C’est grâce à l’implication passionnée de Stéphane Grondin dans la promotion des musiques de la Réunion qu’une nouvelle génération d’amateurs a pu découvrir (ou redécouvrir) Gramou Sello, icône incontournable du maloya traditionnel. Disparu de la scène après plus d’une vingtaine d’années de prestations musicales aux quatre coins de l’île, Gramoun Sello, de son vrai nom Michel Sophie, reprend du service en 2006 sous l’impulsion de l’activiste culturel Stéphane Grondin, qui produit alors sur son nouveau label Maloyallstars l’excellent et bien nommé Légende du Maloya. Après les disparitions successives des ténors du genre que furent Lo Rwa Kaf, Gramoun Lélé et autre Gramoun Baba, Gramoun Sello demeure l'un des derniers grands représentants du maloya réunionnais. Son retour à l’affiche et sur les routes tombe ainsi à point nommé pour que la culture maloya reste pérenne dans sa vivacité et que son héritage puisse être "passé" aux jeunes générations.

C’est tout jeune enfant que Michel Sophie, alors qu’il travaille déjà dans une plantation de canne à sucre, découvre dans les soirées kabarés cette singulière musique métissée de l’Océan Indien, créée à l’origine sur l’île Bourbon par les premiers arrivants esclaves afro-malgaches. On peut définir le maloya comme une forme d’expression populaire qui entremêle complaintes chantée, rythmes binaires et ternaires enfiévrés, pulsations enrichies dans  le temps par l’ajout de nombreux instruments percussifs, tels que le Pikèr, le bobre ou le Kayamb. La pratique rituelle et familiale du servis kabaré, où l’on célèbre par le chant et la danse la mémoire des défunts, fascine le jeune ouvrier agricole, à tel point qu’il en deviendra lui-même musicien. Mais il faudra attendre 1980 pour que Michel Sophie, devenu Gramoun Sello, fonde avec quelques amis la fameuse troupe Roséda, célèbre formation locale avec laquelle il enregistrera une dizaine d’albums de maloya traditionnel jamais réédités, et devenus aujourd’hui de véritable objets collectors. Gramou Sello se retire de la scène vivante au seuil des années 2000, laissant à d’autres héritiers du genre le soin d’en reprendre le flambeau et de perpétuer la tradition

Parmi ceux-là, on peut compter sur Stéphane Grondin, chanteur du groupe Melanz Nasyon et fondateur du label Maloyallstars. Cette structure associative tente aujourd’hui de fédérer les apprentis maloyeurs de la Réunion au sein d’un talentueux collectif, dynamique et porteur d’événements culturels. Et quoi de mieux pour aller de l’avant que de mélanger l’expression des jeunes et des anciens ? C’est dans cet état d’esprit et philosophie que Stéphane Grondin tente de motiver l’illustre Gramoun Sello afin qu’il remette le pied à l’étrier. Et la mission semble accomplie avec brio puisque l’artiste arpente à nouveau les scènes maloya bien au-delà des contours de l’île, et qu’il publie avec quelques membres musiciens de l’écurie Maloyallstars un nouvel album tout aussi réussi que le précédent. Avec sa voix chaude et puissante, ses phrasés rythmés et incantatoires, Gramoun Sello nous livre avec Ampélémouné (traduisez La fête malgache) une très belle performance, enregistrée une nouvelle fois dans les conditions du live, seule technique permettant de retranscrire fidèlement toute l’énergie communicative et la spontanéité du "maloya roots".

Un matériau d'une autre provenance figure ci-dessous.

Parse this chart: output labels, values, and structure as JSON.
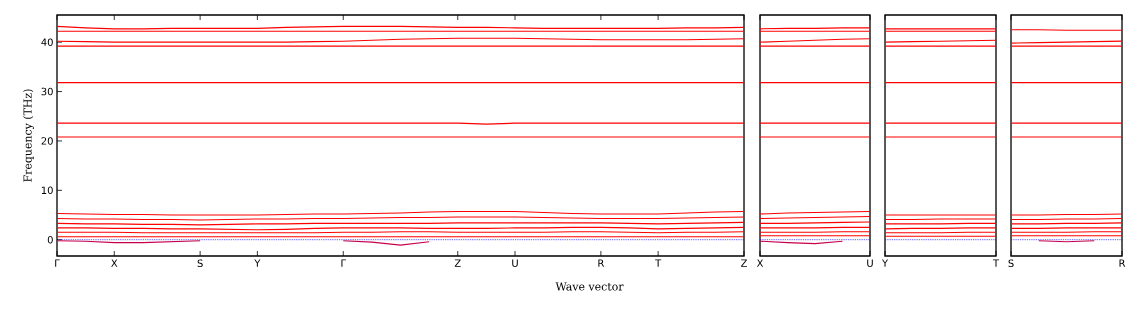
{
  "chart_data": [
    {
      "type": "line",
      "ylabel": "Frequency (THz)",
      "xlabel": "Wave vector",
      "ylim": [
        -3.3,
        45.5
      ],
      "yticks": [
        0,
        10,
        20,
        30,
        40
      ],
      "categories": [
        "Γ",
        null,
        "X",
        null,
        null,
        "S",
        null,
        "Y",
        null,
        null,
        "Γ",
        null,
        null,
        null,
        "Z",
        null,
        "U",
        null,
        null,
        "R",
        null,
        "T",
        null,
        null,
        "Z"
      ],
      "ref_lines": [
        {
          "axis": "y",
          "value": 0,
          "color": "#0000ff",
          "line_style": "dotted"
        }
      ],
      "series": [
        {
          "color": "#ff0000",
          "values": [
            43.2,
            42.9,
            42.7,
            42.7,
            42.8,
            42.8,
            42.8,
            42.8,
            43.0,
            43.1,
            43.2,
            43.2,
            43.2,
            43.1,
            43.0,
            43.0,
            42.9,
            42.8,
            42.8,
            42.8,
            42.8,
            42.8,
            42.9,
            42.9,
            43.0
          ]
        },
        {
          "color": "#ff0000",
          "values": [
            42.2,
            42.2,
            42.2,
            42.2,
            42.2,
            42.2,
            42.2,
            42.2,
            42.2,
            42.2,
            42.2,
            42.2,
            42.2,
            42.2,
            42.2,
            42.2,
            42.2,
            42.2,
            42.2,
            42.2,
            42.2,
            42.2,
            42.2,
            42.2,
            42.2
          ]
        },
        {
          "color": "#ff0000",
          "values": [
            40.2,
            40.1,
            40.0,
            40.0,
            40.0,
            40.0,
            40.0,
            40.0,
            40.0,
            40.1,
            40.2,
            40.4,
            40.6,
            40.7,
            40.8,
            40.8,
            40.8,
            40.7,
            40.6,
            40.5,
            40.5,
            40.5,
            40.5,
            40.6,
            40.7
          ]
        },
        {
          "color": "#ff0000",
          "values": [
            39.2,
            39.2,
            39.2,
            39.2,
            39.2,
            39.2,
            39.2,
            39.2,
            39.2,
            39.2,
            39.2,
            39.2,
            39.2,
            39.2,
            39.2,
            39.2,
            39.2,
            39.2,
            39.2,
            39.2,
            39.2,
            39.2,
            39.2,
            39.2,
            39.2
          ]
        },
        {
          "color": "#ff0000",
          "values": [
            31.8,
            31.8,
            31.8,
            31.8,
            31.8,
            31.8,
            31.8,
            31.8,
            31.8,
            31.8,
            31.8,
            31.8,
            31.8,
            31.8,
            31.8,
            31.8,
            31.8,
            31.8,
            31.8,
            31.8,
            31.8,
            31.8,
            31.8,
            31.8,
            31.8
          ]
        },
        {
          "color": "#ff0000",
          "values": [
            23.6,
            23.6,
            23.6,
            23.6,
            23.6,
            23.6,
            23.6,
            23.6,
            23.6,
            23.6,
            23.6,
            23.6,
            23.6,
            23.6,
            23.6,
            23.4,
            23.6,
            23.6,
            23.6,
            23.6,
            23.6,
            23.6,
            23.6,
            23.6,
            23.6
          ]
        },
        {
          "color": "#ff0000",
          "values": [
            20.8,
            20.8,
            20.8,
            20.8,
            20.8,
            20.8,
            20.8,
            20.8,
            20.8,
            20.8,
            20.8,
            20.8,
            20.8,
            20.8,
            20.8,
            20.8,
            20.8,
            20.8,
            20.8,
            20.8,
            20.8,
            20.8,
            20.8,
            20.8,
            20.8
          ]
        },
        {
          "color": "#ff0000",
          "values": [
            5.3,
            5.2,
            5.1,
            5.1,
            5.0,
            5.0,
            5.0,
            5.0,
            5.1,
            5.2,
            5.2,
            5.3,
            5.4,
            5.6,
            5.7,
            5.7,
            5.7,
            5.5,
            5.3,
            5.2,
            5.2,
            5.2,
            5.4,
            5.6,
            5.7
          ]
        },
        {
          "color": "#ff0000",
          "values": [
            4.3,
            4.2,
            4.2,
            4.1,
            4.1,
            4.0,
            4.1,
            4.2,
            4.2,
            4.3,
            4.3,
            4.4,
            4.5,
            4.5,
            4.6,
            4.6,
            4.6,
            4.5,
            4.4,
            4.3,
            4.3,
            4.3,
            4.4,
            4.5,
            4.6
          ]
        },
        {
          "color": "#ff0000",
          "values": [
            3.3,
            3.2,
            3.2,
            3.1,
            3.1,
            3.0,
            3.1,
            3.2,
            3.2,
            3.3,
            3.3,
            3.3,
            3.3,
            3.3,
            3.4,
            3.4,
            3.4,
            3.4,
            3.4,
            3.4,
            3.3,
            3.2,
            3.3,
            3.4,
            3.5
          ]
        },
        {
          "color": "#ff0000",
          "values": [
            2.4,
            2.4,
            2.3,
            2.3,
            2.2,
            2.2,
            2.1,
            2.0,
            2.1,
            2.3,
            2.4,
            2.4,
            2.4,
            2.3,
            2.3,
            2.3,
            2.4,
            2.4,
            2.5,
            2.5,
            2.4,
            2.2,
            2.3,
            2.4,
            2.5
          ]
        },
        {
          "color": "#ff0000",
          "values": [
            1.5,
            1.5,
            1.5,
            1.4,
            1.4,
            1.4,
            1.4,
            1.4,
            1.4,
            1.4,
            1.5,
            1.5,
            1.6,
            1.6,
            1.5,
            1.5,
            1.5,
            1.5,
            1.6,
            1.6,
            1.5,
            1.4,
            1.5,
            1.5,
            1.6
          ]
        },
        {
          "color": "#ff0000",
          "values": [
            0.6,
            0.6,
            0.6,
            0.6,
            0.6,
            0.6,
            0.6,
            0.6,
            0.6,
            0.6,
            0.6,
            0.6,
            0.6,
            0.6,
            0.6,
            0.6,
            0.6,
            0.6,
            0.6,
            0.6,
            0.6,
            0.6,
            0.6,
            0.6,
            0.6
          ]
        },
        {
          "color": "#c8004c",
          "values": [
            -0.2,
            -0.3,
            -0.6,
            -0.6,
            -0.4,
            -0.2,
            null,
            null,
            null,
            null,
            -0.2,
            -0.5,
            -1.1,
            -0.4,
            null,
            null,
            null,
            null,
            null,
            null,
            null,
            null,
            null,
            null,
            null
          ]
        }
      ]
    },
    {
      "type": "line",
      "ylim": [
        -3.3,
        45.5
      ],
      "tick_labels": "x",
      "categories": [
        "X",
        null,
        null,
        null,
        "U"
      ],
      "ref_lines": [
        {
          "axis": "y",
          "value": 0,
          "color": "#0000ff",
          "line_style": "dotted"
        }
      ],
      "series": [
        {
          "color": "#ff0000",
          "values": [
            42.7,
            42.8,
            42.8,
            42.9,
            42.9
          ]
        },
        {
          "color": "#ff0000",
          "values": [
            42.2,
            42.2,
            42.2,
            42.2,
            42.2
          ]
        },
        {
          "color": "#ff0000",
          "values": [
            40.0,
            40.2,
            40.4,
            40.6,
            40.7
          ]
        },
        {
          "color": "#ff0000",
          "values": [
            39.2,
            39.2,
            39.2,
            39.2,
            39.2
          ]
        },
        {
          "color": "#ff0000",
          "values": [
            31.8,
            31.8,
            31.8,
            31.8,
            31.8
          ]
        },
        {
          "color": "#ff0000",
          "values": [
            23.6,
            23.6,
            23.6,
            23.6,
            23.6
          ]
        },
        {
          "color": "#ff0000",
          "values": [
            20.8,
            20.8,
            20.8,
            20.8,
            20.8
          ]
        },
        {
          "color": "#ff0000",
          "values": [
            5.2,
            5.4,
            5.5,
            5.6,
            5.7
          ]
        },
        {
          "color": "#ff0000",
          "values": [
            4.3,
            4.4,
            4.5,
            4.6,
            4.7
          ]
        },
        {
          "color": "#ff0000",
          "values": [
            3.3,
            3.3,
            3.4,
            3.5,
            3.6
          ]
        },
        {
          "color": "#ff0000",
          "values": [
            2.4,
            2.4,
            2.4,
            2.5,
            2.5
          ]
        },
        {
          "color": "#ff0000",
          "values": [
            1.5,
            1.5,
            1.5,
            1.6,
            1.6
          ]
        },
        {
          "color": "#ff0000",
          "values": [
            0.8,
            0.8,
            0.8,
            0.8,
            0.8
          ]
        },
        {
          "color": "#c8004c",
          "values": [
            -0.3,
            -0.6,
            -0.8,
            -0.3,
            null
          ]
        }
      ]
    },
    {
      "type": "line",
      "ylim": [
        -3.3,
        45.5
      ],
      "tick_labels": "x",
      "categories": [
        "Y",
        null,
        null,
        null,
        "T"
      ],
      "ref_lines": [
        {
          "axis": "y",
          "value": 0,
          "color": "#0000ff",
          "line_style": "dotted"
        }
      ],
      "series": [
        {
          "color": "#ff0000",
          "values": [
            42.7,
            42.7,
            42.7,
            42.7,
            42.7
          ]
        },
        {
          "color": "#ff0000",
          "values": [
            42.2,
            42.2,
            42.2,
            42.2,
            42.2
          ]
        },
        {
          "color": "#ff0000",
          "values": [
            40.0,
            40.1,
            40.2,
            40.3,
            40.4
          ]
        },
        {
          "color": "#ff0000",
          "values": [
            39.2,
            39.2,
            39.2,
            39.2,
            39.2
          ]
        },
        {
          "color": "#ff0000",
          "values": [
            31.8,
            31.8,
            31.8,
            31.8,
            31.8
          ]
        },
        {
          "color": "#ff0000",
          "values": [
            23.6,
            23.6,
            23.6,
            23.6,
            23.6
          ]
        },
        {
          "color": "#ff0000",
          "values": [
            20.8,
            20.8,
            20.8,
            20.8,
            20.8
          ]
        },
        {
          "color": "#ff0000",
          "values": [
            5.0,
            5.0,
            5.0,
            5.0,
            5.0
          ]
        },
        {
          "color": "#ff0000",
          "values": [
            4.1,
            4.1,
            4.2,
            4.2,
            4.2
          ]
        },
        {
          "color": "#ff0000",
          "values": [
            3.2,
            3.2,
            3.2,
            3.3,
            3.3
          ]
        },
        {
          "color": "#ff0000",
          "values": [
            2.2,
            2.3,
            2.3,
            2.4,
            2.4
          ]
        },
        {
          "color": "#ff0000",
          "values": [
            1.4,
            1.4,
            1.4,
            1.5,
            1.5
          ]
        },
        {
          "color": "#ff0000",
          "values": [
            0.7,
            0.7,
            0.7,
            0.7,
            0.7
          ]
        }
      ]
    },
    {
      "type": "line",
      "ylim": [
        -3.3,
        45.5
      ],
      "tick_labels": "x",
      "categories": [
        "S",
        null,
        null,
        null,
        "R"
      ],
      "ref_lines": [
        {
          "axis": "y",
          "value": 0,
          "color": "#0000ff",
          "line_style": "dotted"
        }
      ],
      "series": [
        {
          "color": "#ff0000",
          "values": [
            42.5,
            42.5,
            42.4,
            42.4,
            42.4
          ]
        },
        {
          "color": "#ff0000",
          "values": [
            39.8,
            39.9,
            40.0,
            40.1,
            40.2
          ]
        },
        {
          "color": "#ff0000",
          "values": [
            39.2,
            39.2,
            39.2,
            39.2,
            39.2
          ]
        },
        {
          "color": "#ff0000",
          "values": [
            31.8,
            31.8,
            31.8,
            31.8,
            31.8
          ]
        },
        {
          "color": "#ff0000",
          "values": [
            23.6,
            23.6,
            23.6,
            23.6,
            23.6
          ]
        },
        {
          "color": "#ff0000",
          "values": [
            20.8,
            20.8,
            20.8,
            20.8,
            20.8
          ]
        },
        {
          "color": "#ff0000",
          "values": [
            5.0,
            5.0,
            5.1,
            5.1,
            5.2
          ]
        },
        {
          "color": "#ff0000",
          "values": [
            4.1,
            4.1,
            4.2,
            4.2,
            4.3
          ]
        },
        {
          "color": "#ff0000",
          "values": [
            3.2,
            3.2,
            3.3,
            3.3,
            3.4
          ]
        },
        {
          "color": "#ff0000",
          "values": [
            2.3,
            2.3,
            2.4,
            2.4,
            2.4
          ]
        },
        {
          "color": "#ff0000",
          "values": [
            1.5,
            1.5,
            1.5,
            1.6,
            1.6
          ]
        },
        {
          "color": "#ff0000",
          "values": [
            0.8,
            0.8,
            0.8,
            0.8,
            0.8
          ]
        },
        {
          "color": "#c8004c",
          "values": [
            null,
            -0.2,
            -0.4,
            -0.2,
            null
          ]
        }
      ]
    }
  ]
}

Les 11 titres qui donnent corps à ce nouveau cocktail festif fait de cadences explosives et de voix incandescentes, explorent à nouveau les thématiques chères au Gramoun. A travers ses textes aux paroles simples et directes, l’artiste réunionnais nous livre des événements intimes de son parcours, quelques tranches de vie qui ont marqué sa propre existence. Dans cet hymne à la tolérance et à l’identité, il rend ainsi hommage à des pans entiers de la culture créole, avec en premier lieu celle de ces gens que l’on croise au quotidien, et avec lesquels on partage valeurs et labeurs, douceurs et saveurs, malheurs et bonheurs.... Aussi, en choisissant de reprendre quelques chansons rituelles et profanes très anciennes, Gramoun Sello, consacré en 2007 "meilleur groupe traditionnel" aux Césaires de la musique, agit dans l’espoir que puisse se transmettre la mémoire de ce territoire et de ses habitants.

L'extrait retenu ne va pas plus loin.